What emerged was ‘The Ark° clothes peg’, an ordinary wodden clothes peg that had an Ark° suggestion inscribed on it, with information on the brand and movement on the other side.
We felt that these could be best used as a social game in a festival setting as people have more of an openness to interaction. We envisioned people pegging each other once they had completed the Ark°, giving the former an excuse to engage a stranger in a positive way and the latter an invitation into an exclusive game.
We went ahead and bought 8,000 clothes pegs from a factory in China and made them the centerpiece of our marketing campaign at Electric Picnic, one of Europe’s largest music festivals.
They went down an absolute storm. People loved the imaginative use of what is an ordinary clothes peg and once we started the process of Arking people and attaching the clothes peg, they were almost running off to pay it forward!
There were also unintended consequences. Some people labeled them ‘positivity pegs’ and only Arked people who looked like they were feeling down. Others still were so taken by the pegs, they wore them as a fashion accessory in their hair and on their wellies! This is what I love about the design process.
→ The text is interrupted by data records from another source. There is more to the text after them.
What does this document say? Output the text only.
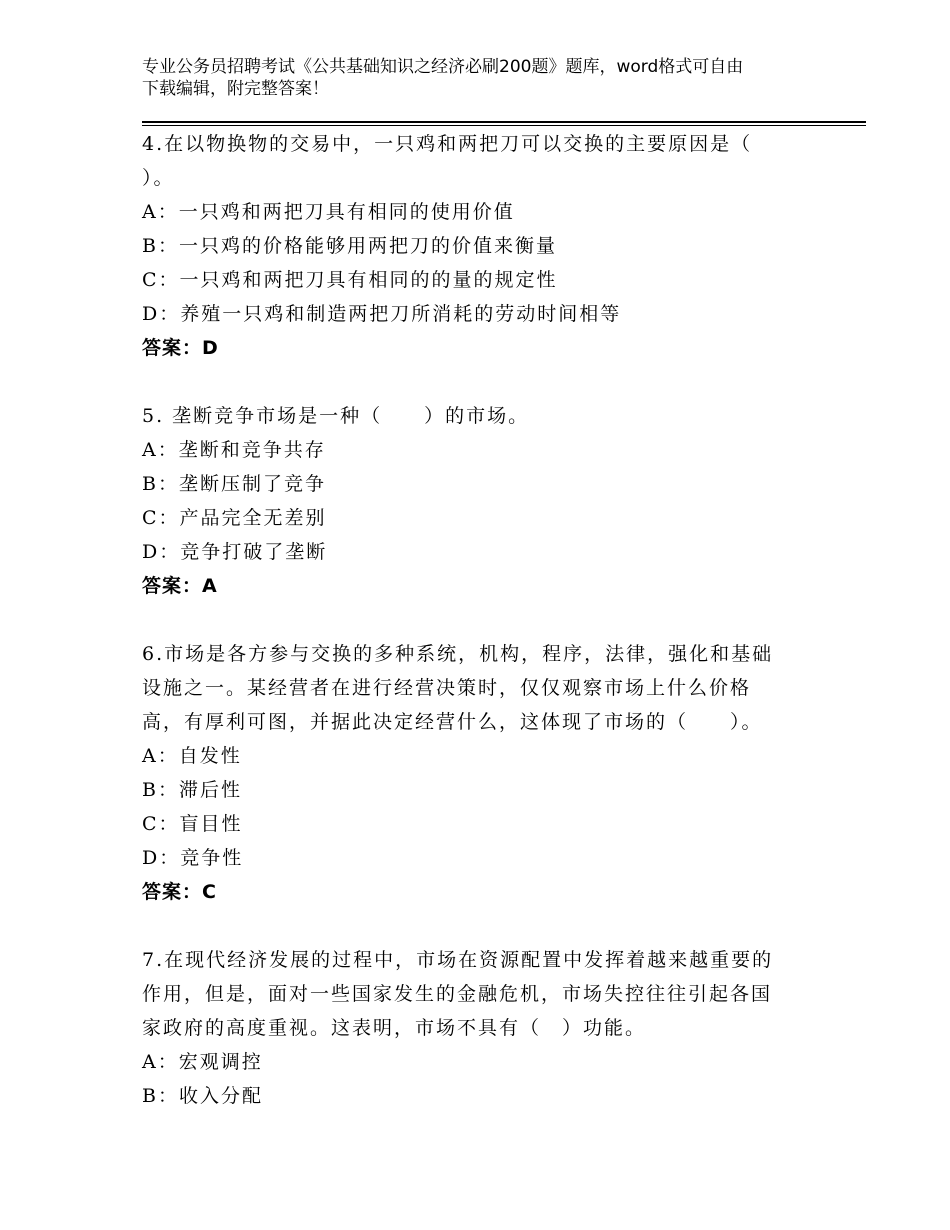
专业公务员招聘考试《公共基础知识之经济必刷200题》题库，word格式可自由
下载编辑，附完整答案！
4.在以物换物的交易中，一只鸡和两把刀可以交换的主要原因是（
）。
A：一只鸡和两把刀具有相同的使用价值
B：一只鸡的价格能够用两把刀的价值来衡量
C：一只鸡和两把刀具有相同的的量的规定性
D：养殖一只鸡和制造两把刀所消耗的劳动时间相等
答案：D
5. 垄断竞争市场是一种（　　）的市场。
A：垄断和竞争共存
B：垄断压制了竞争
C：产品完全无差别
D：竞争打破了垄断
答案：A
6.市场是各方参与交换的多种系统，机构，程序，法律，强化和基础
设施之一。某经营者在进行经营决策时，仅仅观察市场上什么价格
高，有厚利可图，并据此决定经营什么，这体现了市场的（　　）。
A：自发性
B：滞后性
C：盲目性
D：竞争性
答案：C
7.在现代经济发展的过程中，市场在资源配置中发挥着越来越重要的
作用，但是，面对一些国家发生的金融危机，市场失控往往引起各国
家政府的高度重视。这表明，市场不具有（　）功能。
A：宏观调控
B：收入分配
You can only know how a product will fare when it is fed to the lions!
Ark° was the talk of the festival with radio stations and personalities asking ‘What are these pegs about?!’
It’s a good case study in re imagining what it means to communicate. Rather than take the traditional approach of tagging your message onto established lines of communication, just be imaginative and create your own. Now everyone that buys an item of Ark° clothing receives an Ark° peg. Many are now adorning washing lines keeping coffee fresh around the world.